Schnatter resigned as chairman of the company in July 2018, following backlash over his use of a racial slur during a conference call with company executives and a marketing firm known as Laundry Service.
In later interviews, Schnatter claimed he had only used the slur to demonstrate his opposition to racism, a sentiment he reiterated on Monday’s episode of the H3 Podcast.
“I was pretty sure of what I said, and I know my heart, I know how I feel about this issue,” Schnatter told H3 hosts Ethan and Hila Klein, explaining that he even felt confident that, when the tapes came out, people would understand the context in which he used the word.
“I said, ‘Colonel Sanders used the N-word, I had never used that word,’” Schnatter claimed. He did, however, clarify that he uttered the actual word when alleging Colonel Sanders’ use of the slur.
“There’s no tolerance for [racism] in my family and my upbringing,” Schnatter added.

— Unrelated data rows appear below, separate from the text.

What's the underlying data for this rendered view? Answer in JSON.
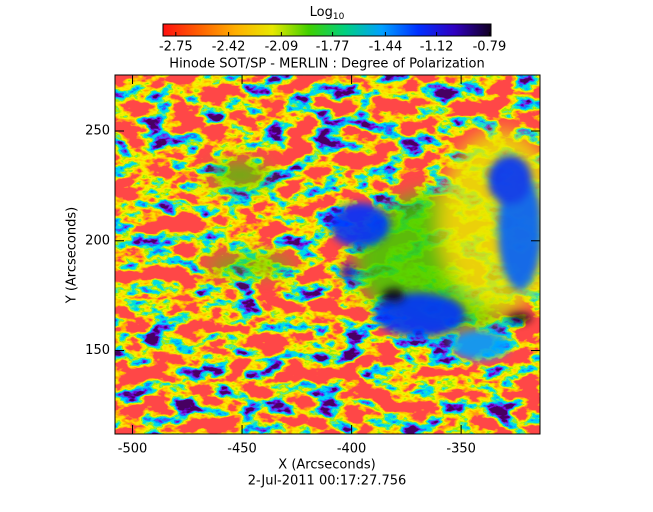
{
  "chart_data": {
    "type": "heatmap",
    "title": "Hinode SOT/SP - MERLIN : Degree of Polarization",
    "subtitle": "2-Jul-2011 00:17:27.756",
    "x_label": "X (Arcseconds)",
    "y_label": "Y (Arcseconds)",
    "xlim": [
      -508,
      -314
    ],
    "xticks": [
      -500,
      -450,
      -400,
      -350
    ],
    "ylim": [
      112,
      275.5
    ],
    "yticks": [
      150,
      200,
      250
    ],
    "colorbar": {
      "label": "Log",
      "label_sub": "10",
      "clim": [
        -2.83,
        -0.78
      ],
      "ticks": [
        -2.75,
        -2.42,
        -2.09,
        -1.77,
        -1.44,
        -1.12,
        -0.79
      ],
      "colormap": [
        "#ff1010",
        "#ff6000",
        "#ffb000",
        "#e8e800",
        "#40d000",
        "#00d080",
        "#00a0ff",
        "#0030ff",
        "#3000c0",
        "#100020"
      ]
    }
  }
}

He also suggested that he was prodded into using the racial slur during the conference call, which had been set up for training purposes following comments he made concerning the NFL’s kneeling controversy. (In Nov. 2017, Schnatter publically blamed Papa John’s struggling third-quarter sales through football season on the NFL’s handling of players' national anthem protests. At the time, the Louisville-based chain was the official pizza sponsor of the football league.)
“I think they were trying to agitate me,” Schnatter said of the Laundry Service executives. “They kept pushing and pushing.”
As for who wanted him gone, Schnatter said he believes the board of Papa John’s may have wanted to assume control to pursue their own self-interests. However, Schnatter stopped just short of calling the alleged machinations a “conspiracy” when asked by the hosts.
In the meantime, he says, no one is benefitting from his ousting.
“It’s back to, it’s a lose-lose-lose,” he said. “Until this gets clarified, and the public can digest really what happened, I think it’s going to have consequences on Papa John’s business health.”
Speaking of the current state of Papa John’s, the H3 hosts asked Schnatter to rate multiple pizzas from a nearby chain — and he was somewhat less than impressed.
The problem, he claimed, is that Papa John’s no longer trains employees to create pizza to the standards of a 10-point scale that was previously implemented under his tenure.
“There’s three things that make a great product: consistency; how you put the product together, [for example] a 10-point scale; and ingredients.”
He also blamed the dip in quality to “corporate geniuses” who were cutting corners, like no longer implementing the 10-point scale or using olive oil in the dough.
During the podcast, Schnatter also shared several other fun facts, including his claim that it costs the company around $20 to $25 million per year to manufacture and distribute its garlic butter with each pizza, and that he probably lives in “one of the biggest” houses in Kentucky.
Don’t get him started on the new “Papadia” pizza-sandwich hybrid Papa John’s introduced only last month, either. While he refrained from saying anything bad about the item, he did liken its construction to that of a “lousy calzone.”